Doğu Roma/Bizans utfapı, Greko-Romen balık sosu çeşnisi garosun yanı sıra, tütsülenmiş et pastırma, baklava, tiropita ve ünlü Orta Çağ tatlı şarapları gibi çeşitlere sahipti. Çam reçinesi aromalı retsina şarabı da sıklıkla içilirdi ki günümüzde bu şarap hala Yunanistan'da üretilir. Mayalanmış arpadan üretilen murri adında soya sosuna benzer çeşni kullanılırdı. Bu sayede yemeklerine hoş lezzet katıyorlardı.

Eğlence

Bizanslılar tavli oyununu severek oynarlardı. Günümüzde de Türkiye’de tavla ve Yunanistan’da tavli adı ile hala oynanır. Günümüzde polo olarak bilinen tzykanion gibi atçılıkla ilgili sportif faaliyetleri de başlıca eğlence unsurlarındandı.

Dil

İmparatorluk makamında, Batı Roma İmparatorluğu'nun çöküşünden önce de, Doğu Roma eyaletleri arasında daha çok Yunanca konuşulurdu. Latince gelmeden yüzyıllar öncesinde de Yunancanın egemenliği söz konusuydu. Roma İmparatorluğu'nun erken dönemlerinde Yunanca çoktan Kilise'nin, eğitimin ve sanatın dili olmuştu. Eyaletler arası ve milletler arası ticarette ortak dil olmuştu. Yunanca konuşma dili olarak uzun süre varlığını sürdürdü. Latincenin devlet dili olarak kullanılmaya devam edildi ama Theodosius hükümdarlığında Grekçe kullanımı iyice arttı. Herakleios zamanında da devletin resmî dili Grekçe oldu ve Latince kullanımı çok azaldı.

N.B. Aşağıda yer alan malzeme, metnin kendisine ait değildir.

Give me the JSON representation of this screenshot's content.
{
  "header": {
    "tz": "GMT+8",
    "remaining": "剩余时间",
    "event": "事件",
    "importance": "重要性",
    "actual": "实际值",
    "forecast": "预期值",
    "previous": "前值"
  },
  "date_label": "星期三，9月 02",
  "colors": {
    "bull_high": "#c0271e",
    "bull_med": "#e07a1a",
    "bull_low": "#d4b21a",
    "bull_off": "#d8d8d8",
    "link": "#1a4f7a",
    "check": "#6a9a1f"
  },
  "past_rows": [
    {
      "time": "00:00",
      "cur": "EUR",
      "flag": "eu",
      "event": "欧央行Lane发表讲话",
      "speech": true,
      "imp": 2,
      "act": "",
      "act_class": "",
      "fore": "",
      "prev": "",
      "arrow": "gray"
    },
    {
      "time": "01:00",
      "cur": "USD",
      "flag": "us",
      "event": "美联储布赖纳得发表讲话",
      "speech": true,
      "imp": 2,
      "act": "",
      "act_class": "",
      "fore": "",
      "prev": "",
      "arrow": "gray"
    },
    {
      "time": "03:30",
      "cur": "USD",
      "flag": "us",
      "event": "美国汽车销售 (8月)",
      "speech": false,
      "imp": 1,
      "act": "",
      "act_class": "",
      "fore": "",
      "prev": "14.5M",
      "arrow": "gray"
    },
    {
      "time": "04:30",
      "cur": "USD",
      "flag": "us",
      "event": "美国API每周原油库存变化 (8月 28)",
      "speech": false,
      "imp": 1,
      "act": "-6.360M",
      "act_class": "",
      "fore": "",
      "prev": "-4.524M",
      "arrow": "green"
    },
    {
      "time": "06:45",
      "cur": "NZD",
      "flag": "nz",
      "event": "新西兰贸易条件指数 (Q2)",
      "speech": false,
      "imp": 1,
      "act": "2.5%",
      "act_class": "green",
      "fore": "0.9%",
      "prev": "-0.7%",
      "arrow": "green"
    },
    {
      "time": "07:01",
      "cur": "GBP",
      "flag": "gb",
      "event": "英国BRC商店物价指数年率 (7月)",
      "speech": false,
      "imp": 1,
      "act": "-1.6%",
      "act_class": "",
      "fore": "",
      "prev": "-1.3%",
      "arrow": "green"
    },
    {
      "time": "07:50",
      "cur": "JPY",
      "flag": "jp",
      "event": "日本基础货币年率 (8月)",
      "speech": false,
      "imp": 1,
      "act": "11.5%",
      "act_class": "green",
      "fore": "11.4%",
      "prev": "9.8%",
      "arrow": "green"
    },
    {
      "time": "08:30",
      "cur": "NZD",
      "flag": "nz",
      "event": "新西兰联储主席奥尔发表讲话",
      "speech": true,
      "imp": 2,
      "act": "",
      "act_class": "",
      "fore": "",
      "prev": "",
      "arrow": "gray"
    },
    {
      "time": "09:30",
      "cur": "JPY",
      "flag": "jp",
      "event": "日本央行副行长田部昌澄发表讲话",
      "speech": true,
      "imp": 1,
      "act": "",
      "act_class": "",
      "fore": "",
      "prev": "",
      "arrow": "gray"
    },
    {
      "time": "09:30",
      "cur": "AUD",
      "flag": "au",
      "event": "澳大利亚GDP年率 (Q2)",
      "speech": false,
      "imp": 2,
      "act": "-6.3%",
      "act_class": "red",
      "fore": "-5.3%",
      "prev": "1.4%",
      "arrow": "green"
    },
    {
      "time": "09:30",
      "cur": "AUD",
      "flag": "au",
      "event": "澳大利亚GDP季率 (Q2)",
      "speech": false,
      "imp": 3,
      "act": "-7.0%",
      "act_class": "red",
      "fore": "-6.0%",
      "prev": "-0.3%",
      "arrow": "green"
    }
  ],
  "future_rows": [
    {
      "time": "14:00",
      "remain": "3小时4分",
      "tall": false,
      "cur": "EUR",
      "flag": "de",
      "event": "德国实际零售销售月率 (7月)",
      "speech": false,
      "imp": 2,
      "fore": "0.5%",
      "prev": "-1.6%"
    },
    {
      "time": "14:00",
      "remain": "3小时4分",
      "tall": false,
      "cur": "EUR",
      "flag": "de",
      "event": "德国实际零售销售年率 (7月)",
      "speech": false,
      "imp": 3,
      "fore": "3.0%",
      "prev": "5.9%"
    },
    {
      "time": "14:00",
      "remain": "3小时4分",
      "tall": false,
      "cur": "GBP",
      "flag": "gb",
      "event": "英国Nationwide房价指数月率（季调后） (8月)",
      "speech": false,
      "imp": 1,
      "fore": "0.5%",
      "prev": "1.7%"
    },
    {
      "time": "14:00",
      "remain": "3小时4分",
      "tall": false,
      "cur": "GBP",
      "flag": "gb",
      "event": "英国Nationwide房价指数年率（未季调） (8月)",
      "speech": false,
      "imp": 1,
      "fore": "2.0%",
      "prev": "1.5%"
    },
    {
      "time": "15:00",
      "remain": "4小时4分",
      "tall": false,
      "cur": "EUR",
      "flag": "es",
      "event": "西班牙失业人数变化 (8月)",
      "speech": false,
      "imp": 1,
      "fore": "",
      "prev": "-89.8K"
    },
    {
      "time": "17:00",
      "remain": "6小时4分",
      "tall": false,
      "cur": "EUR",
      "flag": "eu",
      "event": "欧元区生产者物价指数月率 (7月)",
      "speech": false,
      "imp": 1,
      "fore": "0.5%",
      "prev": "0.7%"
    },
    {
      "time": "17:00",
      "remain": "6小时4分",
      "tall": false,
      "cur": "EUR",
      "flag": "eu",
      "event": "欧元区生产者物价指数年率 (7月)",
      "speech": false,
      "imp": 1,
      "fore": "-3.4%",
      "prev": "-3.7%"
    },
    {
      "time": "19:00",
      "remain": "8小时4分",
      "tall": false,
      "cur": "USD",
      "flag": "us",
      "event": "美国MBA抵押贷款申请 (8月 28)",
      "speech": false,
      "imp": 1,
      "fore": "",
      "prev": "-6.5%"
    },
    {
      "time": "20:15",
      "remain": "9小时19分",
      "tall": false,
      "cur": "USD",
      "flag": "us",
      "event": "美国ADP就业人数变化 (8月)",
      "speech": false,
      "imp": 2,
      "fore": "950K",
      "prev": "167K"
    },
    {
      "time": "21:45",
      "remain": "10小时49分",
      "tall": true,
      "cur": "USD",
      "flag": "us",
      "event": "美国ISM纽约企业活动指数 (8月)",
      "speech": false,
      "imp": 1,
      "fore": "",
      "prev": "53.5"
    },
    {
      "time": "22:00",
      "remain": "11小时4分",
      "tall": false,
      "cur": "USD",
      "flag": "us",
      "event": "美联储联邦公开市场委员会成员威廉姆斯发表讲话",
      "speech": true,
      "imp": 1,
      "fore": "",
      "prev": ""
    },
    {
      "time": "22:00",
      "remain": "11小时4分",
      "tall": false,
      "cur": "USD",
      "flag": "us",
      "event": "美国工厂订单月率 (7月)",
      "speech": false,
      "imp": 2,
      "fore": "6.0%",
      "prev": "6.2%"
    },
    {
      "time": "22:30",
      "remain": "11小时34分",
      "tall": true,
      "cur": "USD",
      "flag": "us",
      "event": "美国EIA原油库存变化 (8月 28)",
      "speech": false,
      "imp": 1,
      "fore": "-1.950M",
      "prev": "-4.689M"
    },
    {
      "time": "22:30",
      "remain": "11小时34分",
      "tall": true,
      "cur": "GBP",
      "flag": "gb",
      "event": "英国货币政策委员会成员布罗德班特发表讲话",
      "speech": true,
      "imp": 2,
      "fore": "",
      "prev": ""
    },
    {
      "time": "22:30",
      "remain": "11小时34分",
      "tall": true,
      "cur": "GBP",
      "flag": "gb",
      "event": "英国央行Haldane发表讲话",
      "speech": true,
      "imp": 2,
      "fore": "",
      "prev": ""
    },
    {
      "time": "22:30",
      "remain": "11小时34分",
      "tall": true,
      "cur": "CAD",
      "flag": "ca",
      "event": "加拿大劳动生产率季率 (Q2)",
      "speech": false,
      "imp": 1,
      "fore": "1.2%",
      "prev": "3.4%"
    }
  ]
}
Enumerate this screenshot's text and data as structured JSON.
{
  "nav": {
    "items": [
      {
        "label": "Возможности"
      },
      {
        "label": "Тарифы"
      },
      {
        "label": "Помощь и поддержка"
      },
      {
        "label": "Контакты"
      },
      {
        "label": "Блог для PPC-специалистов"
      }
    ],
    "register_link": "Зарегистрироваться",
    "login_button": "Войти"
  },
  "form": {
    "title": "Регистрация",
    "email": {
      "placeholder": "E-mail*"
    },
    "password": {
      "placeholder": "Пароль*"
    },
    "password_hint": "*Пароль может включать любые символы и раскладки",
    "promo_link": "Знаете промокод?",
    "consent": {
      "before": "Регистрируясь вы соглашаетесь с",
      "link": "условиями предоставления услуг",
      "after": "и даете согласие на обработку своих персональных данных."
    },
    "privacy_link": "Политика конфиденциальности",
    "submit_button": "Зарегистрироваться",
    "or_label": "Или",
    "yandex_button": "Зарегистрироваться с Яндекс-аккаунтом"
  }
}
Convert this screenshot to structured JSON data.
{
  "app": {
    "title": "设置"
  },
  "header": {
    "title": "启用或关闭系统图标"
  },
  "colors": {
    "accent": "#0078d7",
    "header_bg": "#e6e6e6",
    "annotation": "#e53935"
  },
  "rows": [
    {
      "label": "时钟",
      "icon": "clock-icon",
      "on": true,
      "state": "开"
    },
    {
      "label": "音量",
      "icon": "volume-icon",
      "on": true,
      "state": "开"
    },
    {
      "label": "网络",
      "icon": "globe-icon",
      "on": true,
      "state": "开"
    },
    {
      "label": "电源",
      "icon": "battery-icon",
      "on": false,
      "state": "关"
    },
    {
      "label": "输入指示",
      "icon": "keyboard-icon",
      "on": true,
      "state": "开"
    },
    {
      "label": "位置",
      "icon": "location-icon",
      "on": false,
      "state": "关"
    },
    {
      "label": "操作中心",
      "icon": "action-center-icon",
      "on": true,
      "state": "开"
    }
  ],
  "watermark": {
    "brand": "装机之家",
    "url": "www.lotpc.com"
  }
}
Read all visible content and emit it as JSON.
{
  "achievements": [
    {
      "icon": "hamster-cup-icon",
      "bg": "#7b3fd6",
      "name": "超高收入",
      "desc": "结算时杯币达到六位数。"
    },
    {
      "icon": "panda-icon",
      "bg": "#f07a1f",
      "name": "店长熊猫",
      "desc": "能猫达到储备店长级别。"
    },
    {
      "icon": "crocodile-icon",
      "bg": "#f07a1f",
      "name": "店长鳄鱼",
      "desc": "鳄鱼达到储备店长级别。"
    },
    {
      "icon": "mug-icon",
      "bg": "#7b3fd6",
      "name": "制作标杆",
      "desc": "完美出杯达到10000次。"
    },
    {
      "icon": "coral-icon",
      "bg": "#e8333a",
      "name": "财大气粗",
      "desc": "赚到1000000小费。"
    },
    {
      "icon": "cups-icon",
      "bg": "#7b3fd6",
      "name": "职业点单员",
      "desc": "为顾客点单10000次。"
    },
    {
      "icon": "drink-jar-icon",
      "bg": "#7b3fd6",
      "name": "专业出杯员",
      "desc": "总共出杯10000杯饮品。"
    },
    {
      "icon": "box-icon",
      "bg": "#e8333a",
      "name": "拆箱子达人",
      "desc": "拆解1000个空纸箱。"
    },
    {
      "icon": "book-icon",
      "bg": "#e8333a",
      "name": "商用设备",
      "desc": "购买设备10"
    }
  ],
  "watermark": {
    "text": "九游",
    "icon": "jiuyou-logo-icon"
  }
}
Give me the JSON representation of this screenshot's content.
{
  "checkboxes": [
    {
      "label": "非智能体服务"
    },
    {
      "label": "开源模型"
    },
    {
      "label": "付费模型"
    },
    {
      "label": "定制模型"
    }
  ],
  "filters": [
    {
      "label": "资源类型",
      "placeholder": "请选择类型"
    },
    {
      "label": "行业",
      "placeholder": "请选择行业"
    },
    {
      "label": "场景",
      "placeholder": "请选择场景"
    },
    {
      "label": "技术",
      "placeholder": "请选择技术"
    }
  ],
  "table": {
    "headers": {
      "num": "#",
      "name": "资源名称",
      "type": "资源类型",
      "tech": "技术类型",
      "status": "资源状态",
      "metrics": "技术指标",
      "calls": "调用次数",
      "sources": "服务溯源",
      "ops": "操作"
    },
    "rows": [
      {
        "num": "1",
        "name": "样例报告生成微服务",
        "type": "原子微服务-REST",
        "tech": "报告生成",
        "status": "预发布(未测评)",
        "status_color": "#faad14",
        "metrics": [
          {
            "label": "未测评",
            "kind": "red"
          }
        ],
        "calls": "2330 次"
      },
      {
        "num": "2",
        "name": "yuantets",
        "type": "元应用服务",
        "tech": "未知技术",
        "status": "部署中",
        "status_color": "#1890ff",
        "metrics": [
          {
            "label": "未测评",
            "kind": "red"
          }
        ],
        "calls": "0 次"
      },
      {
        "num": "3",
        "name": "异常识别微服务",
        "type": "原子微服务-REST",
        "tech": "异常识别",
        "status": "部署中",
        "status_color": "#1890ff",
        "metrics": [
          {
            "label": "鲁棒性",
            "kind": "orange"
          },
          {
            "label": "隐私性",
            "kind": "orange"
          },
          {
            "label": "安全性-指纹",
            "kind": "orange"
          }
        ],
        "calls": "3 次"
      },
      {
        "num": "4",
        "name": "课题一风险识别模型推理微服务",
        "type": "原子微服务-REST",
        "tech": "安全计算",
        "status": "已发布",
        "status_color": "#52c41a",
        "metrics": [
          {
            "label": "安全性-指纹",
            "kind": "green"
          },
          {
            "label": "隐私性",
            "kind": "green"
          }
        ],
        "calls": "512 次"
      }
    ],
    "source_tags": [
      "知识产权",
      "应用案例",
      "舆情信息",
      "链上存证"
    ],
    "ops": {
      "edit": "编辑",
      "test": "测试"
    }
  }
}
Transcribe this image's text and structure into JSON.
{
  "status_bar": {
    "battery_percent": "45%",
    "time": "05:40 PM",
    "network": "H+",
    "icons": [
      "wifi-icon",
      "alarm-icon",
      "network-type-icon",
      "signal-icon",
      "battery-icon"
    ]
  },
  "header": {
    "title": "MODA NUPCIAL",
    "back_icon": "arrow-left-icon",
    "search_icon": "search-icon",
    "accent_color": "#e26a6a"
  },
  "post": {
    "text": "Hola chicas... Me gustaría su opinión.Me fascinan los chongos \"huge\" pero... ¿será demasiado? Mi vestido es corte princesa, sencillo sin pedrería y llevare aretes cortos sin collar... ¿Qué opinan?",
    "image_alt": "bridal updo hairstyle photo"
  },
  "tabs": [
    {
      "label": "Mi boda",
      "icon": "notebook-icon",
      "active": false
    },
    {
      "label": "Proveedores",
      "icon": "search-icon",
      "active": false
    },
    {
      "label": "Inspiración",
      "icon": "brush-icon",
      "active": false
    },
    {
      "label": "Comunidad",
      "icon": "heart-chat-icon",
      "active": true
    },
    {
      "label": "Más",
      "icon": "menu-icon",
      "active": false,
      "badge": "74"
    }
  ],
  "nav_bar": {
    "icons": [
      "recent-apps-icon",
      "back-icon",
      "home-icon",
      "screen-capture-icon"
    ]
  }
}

Çok uluslu İmparatorlukta çok farklı dillerin varlığı söz konusu oldu. Orta Çağ başında Süryanice uzak doğu eyaletlerinde eğitimli kesim arasında çok yaygınlaştı. Benzer şekilde Kıpti, Ermeni ve Gürcü dilleri kendi eyaletlerindeki eğitimli kesim arasında kullanılmaya devam etti. Daha sonraları ise Eski Slavca, Farsça ve Arapça dillerini konuşan halklarla etkileşime girildiğinde, bu dillerin imparatorluk içerisinde kullanıldığı görüldü. Akdeniz ve ötesinde ana ticaret yollarının merkezinde yer alan Konstantinopolis'te, Çince dahil bütün bilinen Orta Çağ dilleri konuşulurdu. İmparatorluğun sonuna doğru gelindiğinde ülke vatandaşları daha homojen hale geldi ve Yunanca sosyal ve dinî hayatta egemen oldu.